Kinetic modeling of detonation and effects of negative temperature coefficient

TL;DR

This paper develops a new kinetic hydrodynamic model using non-equilibrium quantities to simulate and analyze detonation phenomena, including the negative temperature coefficient regime, revealing differences in hydrodynamics and entropy production.

Contribution

A novel hydrodynamic model replacing viscous stress and heat flux with NOMF and NOEF, enabling detailed simulation of detonation behaviors including NTC effects.

Findings

Good agreement of viscous stress and NOMF near equilibrium

Deviations of NOMF and NOEF at sharp interfaces

Differences in entropy production among detonation types

Abstract

The kinetic modeling and simulation of reactive flows, especially for those with detonation, are further investigated. From the theoretical side, a new set of hydrodynamic equations are deduced, where the viscous stress tensor and heat flux are replaced by two non-equilibrium quantities that have been defined in our previous work. The two non-equilibrium quantities are referred to as NonOrganized Momentum Flux (NOMF) and Non-Organized Energy Flux (NOEF), respectively, here. The numerical results of viscous stress (heat flux) have a good agreement with those of NOMF (NOEF) near equilibrium state.

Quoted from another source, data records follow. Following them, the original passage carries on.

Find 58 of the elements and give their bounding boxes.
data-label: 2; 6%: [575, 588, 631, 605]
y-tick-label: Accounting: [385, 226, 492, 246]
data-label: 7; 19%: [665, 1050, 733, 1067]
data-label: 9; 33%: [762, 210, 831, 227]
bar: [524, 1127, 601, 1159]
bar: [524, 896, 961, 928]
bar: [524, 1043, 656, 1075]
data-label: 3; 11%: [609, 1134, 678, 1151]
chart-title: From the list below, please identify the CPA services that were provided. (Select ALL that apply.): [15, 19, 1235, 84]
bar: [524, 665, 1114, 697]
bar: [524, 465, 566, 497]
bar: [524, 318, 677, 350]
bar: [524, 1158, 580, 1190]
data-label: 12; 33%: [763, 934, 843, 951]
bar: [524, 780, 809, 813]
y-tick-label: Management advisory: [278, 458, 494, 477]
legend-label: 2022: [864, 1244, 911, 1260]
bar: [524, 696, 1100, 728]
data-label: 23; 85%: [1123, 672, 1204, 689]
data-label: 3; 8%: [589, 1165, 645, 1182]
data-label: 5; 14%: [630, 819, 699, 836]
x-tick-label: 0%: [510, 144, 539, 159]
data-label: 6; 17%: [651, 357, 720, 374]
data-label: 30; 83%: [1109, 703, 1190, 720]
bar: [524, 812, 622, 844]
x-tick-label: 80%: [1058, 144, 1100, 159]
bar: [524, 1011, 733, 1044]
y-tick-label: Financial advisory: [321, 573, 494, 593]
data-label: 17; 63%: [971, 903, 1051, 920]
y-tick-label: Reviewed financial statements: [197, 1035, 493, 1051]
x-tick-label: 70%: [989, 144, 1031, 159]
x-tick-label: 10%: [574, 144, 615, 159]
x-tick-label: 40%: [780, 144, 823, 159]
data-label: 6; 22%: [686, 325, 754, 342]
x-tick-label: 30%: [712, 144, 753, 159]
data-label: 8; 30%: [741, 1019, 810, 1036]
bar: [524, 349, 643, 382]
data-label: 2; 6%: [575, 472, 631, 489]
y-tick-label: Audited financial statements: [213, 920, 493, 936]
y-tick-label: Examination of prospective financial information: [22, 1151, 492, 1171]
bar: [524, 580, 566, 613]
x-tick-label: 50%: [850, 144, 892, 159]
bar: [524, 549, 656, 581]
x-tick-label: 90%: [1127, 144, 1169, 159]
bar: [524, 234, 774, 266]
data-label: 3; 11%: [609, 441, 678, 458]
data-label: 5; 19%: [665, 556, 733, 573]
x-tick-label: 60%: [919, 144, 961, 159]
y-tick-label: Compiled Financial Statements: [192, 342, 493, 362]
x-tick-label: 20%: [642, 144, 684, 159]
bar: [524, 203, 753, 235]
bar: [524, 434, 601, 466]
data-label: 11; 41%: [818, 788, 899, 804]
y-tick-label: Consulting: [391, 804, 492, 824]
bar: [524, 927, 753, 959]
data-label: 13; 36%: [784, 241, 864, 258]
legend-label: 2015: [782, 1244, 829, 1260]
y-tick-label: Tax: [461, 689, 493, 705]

Around sharp interfaces, the values of NOMF (NOEF) deviate reasonably from those of viscous stress (heat flux). Based on this hydrodynamic model, the relations between the two non-equilibrium quantities and entropy productions are established. Based on the discrete Boltzmann model, four kinds of detonation phenomena with different reaction rates, including Negative Temperature Coefficient (NTC) regime, are simulated and investigated. The differences of the four kinds of detonations are studied from three aspects: hydrodynamic quantities, non-equilibrium quantities and entropy productions.